Anyway, the point of this podcast is to talk about the book, which probably remains the town's greatest mystery. Who is Mary S Nesbitt? Why did she write The Key to Anchor Lake? Where is she now? If you know me, then you know that I'm a bit of a superfan, hence this show. Anchor Lake may be small, but this book unites us as a town, and it sheds light on our history, and it ends with a huge question.

OLIVER:

What will happen in 2019?

SUKIE:

We'll get to that, Oli. First of all, I want to talk about the book a bit. I'm sure all of you have come across it at some point. Maybe, like me, you've read it from cover to cover as many times as you've been able to borrow it from the library. Maybe you've just heard about it. Maybe you've seen the memorials around town and wondered, hey, what's with all the tragedy?
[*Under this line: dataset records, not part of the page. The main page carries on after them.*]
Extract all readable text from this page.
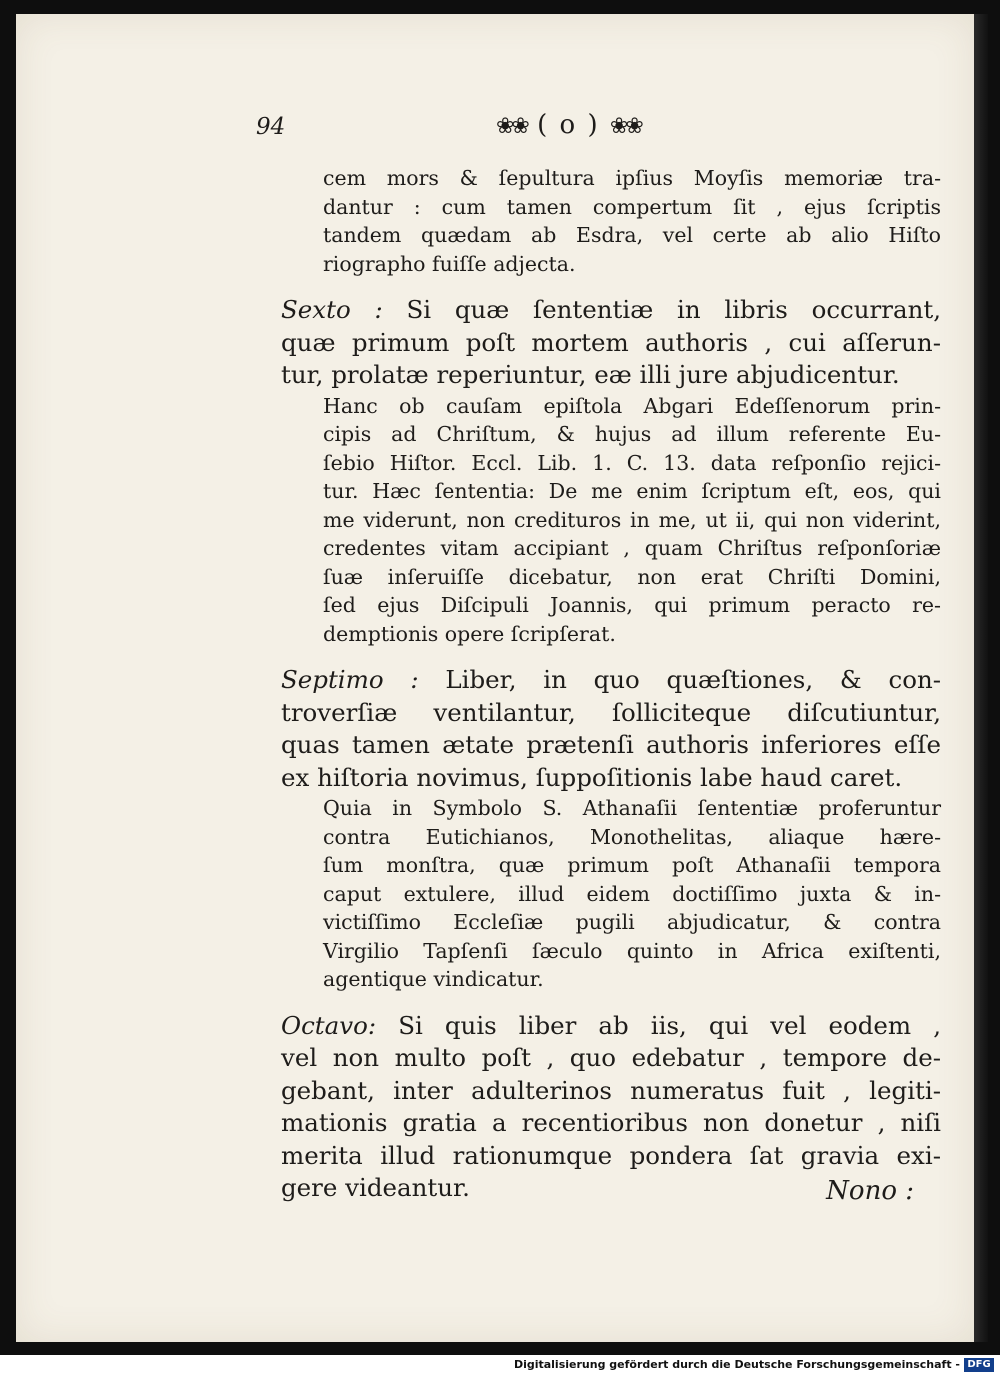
94	❀❀ ( o ) ❀❀
cem mors & ſepultura ipſius Moyſis memoriæ tra-
dantur : cum tamen compertum ſit , ejus ſcriptis
tandem quædam ab Esdra, vel certe ab alio Hiſto
riographo fuiſſe adjecta.
Sexto : Si quæ ſententiæ in libris occurrant,
quæ primum poſt mortem authoris , cui aſſerun-
tur, prolatæ reperiuntur, eæ illi jure abjudicentur.
Hanc ob cauſam epiſtola Abgari Edeſſenorum prin-
cipis ad Chriſtum, & hujus ad illum referente Eu-
ſebio Hiſtor. Eccl. Lib. 1. C. 13. data reſponſio rejici-
tur. Hæc ſententia: De me enim ſcriptum eſt, eos, qui
me viderunt, non credituros in me, ut ii, qui non viderint,
credentes vitam accipiant , quam Chriſtus reſponſoriæ
ſuæ inſeruiſſe dicebatur, non erat Chriſti Domini,
ſed ejus Diſcipuli Joannis, qui primum peracto re-
demptionis opere ſcripſerat.
Septimo : Liber, in quo quæſtiones, & con-
troverſiæ ventilantur, ſolliciteque diſcutiuntur,
quas tamen ætate prætenſi authoris inferiores eſſe
ex hiſtoria novimus, ſuppoſitionis labe haud caret.
Quia in Symbolo S. Athanaſii ſententiæ proferuntur
contra Eutichianos, Monothelitas, aliaque hære-
ſum monſtra, quæ primum poſt Athanaſii tempora
caput extulere, illud eidem doctiſſimo juxta & in-
victiſſimo Eccleſiæ pugili abjudicatur, & contra
Virgilio Tapſenſi ſæculo quinto in Africa exiſtenti,
agentique vindicatur.
Octavo: Si quis liber ab iis, qui vel eodem ,
vel non multo poſt , quo edebatur , tempore de-
gebant, inter adulterinos numeratus fuit , legiti-
mationis gratia a recentioribus non donetur , niſi
merita illud rationumque pondera ſat gravia exi-
gere videantur.	Nono :
Digitalisierung gefördert durch die Deutsche Forschungsgemeinschaft - DFG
[Sukie pauses and takes a deep breath]

Anchor Lake has a chequered history. This town has seen more than its fair share of disasters, dating back hundreds of years, and with The Key to Anchor Lake, Mary S Nesbitt – I'm just going to call her Mary from now on, as it's a bit of a mouthful – collected these snippets of the past and laid them out in a pattern that some people have attributed to the curse of 1619.

OLIVER:

Disclaimer – there's no actual curse. Nearly four hundred years ago, a bunch of innocent women were executed in this town during the witch trials, because they were odd or rude or too clever, or they hung around with too many other women, or they broke one of the ten commandments. Stuff that everyone does constantly these days. But back in the sixties, I think—

SUKIE:

Yeah, it was the sixties. The nineteen sixties, not the sixteen sixties.

OLIVER:

Right, yeah. So, back in the sixties, during the whole hippie revolution, someone decided that all the bad shit that happens in this town is because one of those witches must have cursed the town when she was executed. So let it be known that calling it the curse is more of a convenient nickname, unless you're a hardcore believer who thinks that some bitter women three hundred and ninety-seven years ago actually managed to curse the town to be hit by some kind of disaster every twenty-five years.